Il but beaucoup. Et, subitement, il lui sembla qu’un déclic jouait dans sa tête. Les objets devinrent transparents et obliques. Il avait conscience d’une multitude de lèvres qui couraient sur son corps. Puis, il devina qu’il cassait des verres et que son petit doigt saignait comme une fontaine. Deux géants le sortirent en le soutenant sous les bras. Un matelas élastique et noir accueillit sa chute. Autour de lui, tintaient des cloches de cristal, pétaient des bouchons de champagne et clapotaient des gorges de crème fouettée. Une main étrangère dégrafait son col et le chatouillait sous la pomme d’Adam. Quelqu’un le gifla. Des pieds dansaient au niveau de son œil. Une voix grave disait : « Il est soûl ! Il va dormir. »

Lorsqu’il se réveilla, il comprit qu’il était couché sous la table, dans un cabaret inconnu. Il avait mal au cœur. Ses tempes étaient serrées. À travers un brouillard épais, il entendait les voix alternées de deux hommes qui balayaient la salle :

— Oui, mon nourricier, voilà où nous en sommes. Le tsar a fait tuer des ouvriers qui portaient les bannières saintes. Il n’aime plus son peuple. Le sang appellera le sang…

— Tu crois que les grèves vont continuer ?

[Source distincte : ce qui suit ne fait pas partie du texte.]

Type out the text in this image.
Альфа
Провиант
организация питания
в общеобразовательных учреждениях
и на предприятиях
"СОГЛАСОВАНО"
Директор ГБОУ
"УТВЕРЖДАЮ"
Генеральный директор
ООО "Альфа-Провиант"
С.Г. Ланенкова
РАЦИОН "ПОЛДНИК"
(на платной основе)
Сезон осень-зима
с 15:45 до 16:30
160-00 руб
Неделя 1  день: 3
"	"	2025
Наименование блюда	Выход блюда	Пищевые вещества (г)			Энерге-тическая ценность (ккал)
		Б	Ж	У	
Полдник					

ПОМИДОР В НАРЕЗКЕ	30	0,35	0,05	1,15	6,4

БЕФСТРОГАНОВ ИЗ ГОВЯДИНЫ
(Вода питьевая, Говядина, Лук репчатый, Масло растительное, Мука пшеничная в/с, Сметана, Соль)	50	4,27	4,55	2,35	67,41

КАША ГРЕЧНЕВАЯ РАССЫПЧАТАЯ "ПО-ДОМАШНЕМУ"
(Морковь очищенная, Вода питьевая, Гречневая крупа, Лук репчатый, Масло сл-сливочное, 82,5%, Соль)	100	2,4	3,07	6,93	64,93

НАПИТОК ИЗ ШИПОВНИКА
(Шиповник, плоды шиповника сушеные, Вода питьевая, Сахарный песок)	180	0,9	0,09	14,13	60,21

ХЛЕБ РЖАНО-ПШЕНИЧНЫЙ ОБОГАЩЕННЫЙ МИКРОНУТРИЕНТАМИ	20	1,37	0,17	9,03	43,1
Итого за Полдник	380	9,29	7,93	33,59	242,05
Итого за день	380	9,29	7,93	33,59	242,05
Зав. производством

— Et pourquoi pas ? Si on fait la grève, c’est qu’on est malheureux. Tu es heureux, toi ?

— Ben, c’est-à-dire…

Volodia souleva un coin de la nappe. Juste devant lui, se tenait un gros gaillard à la barbe jaune, le menton appuyé sur le manche du balai. Un peu plus loin, un bossu, la mâchoire entourée d’un foulard en tricot bleu, poussait des détritus sur une petite pelle. Tout à coup, il s’arrêta :

— Tiens, un billet de dix roubles !

L’homme à la barbe jaune hocha la tête.

— Il y en a pour qui c’est rien de semer l’argent ! Quand on pense…

Mais le bossu l’interrompit.

— Regarde, dit-il, les salauds. Ils avaient mis le feu à l’assignat. Pour rigoler. Tout le coin est brûlé jusqu’au chiffre.

— Moi, j’ai ma vieille qui est sur le point de passer, dit l’autre. Et le propriétaire réclame. Cherche voir si tu ne trouves pas un autre billet. Même un petit bout. Ça ne fait rien.

Le bossu se mit à rire :

— Tu crois qu’il y en a à la pelle ! Hier, j’ai entendu un étudiant, à la Presnia. Il disait comme ça : « Bientôt, le règne des profiteurs finira. Ceux qui baissent la tête la relèveront. Tous, tous, vous deviendrez des hommes. » Mais les cosaques sont venus. Il a foutu le camp. Moi, j’ai reçu un coup de cravache sur la gueule.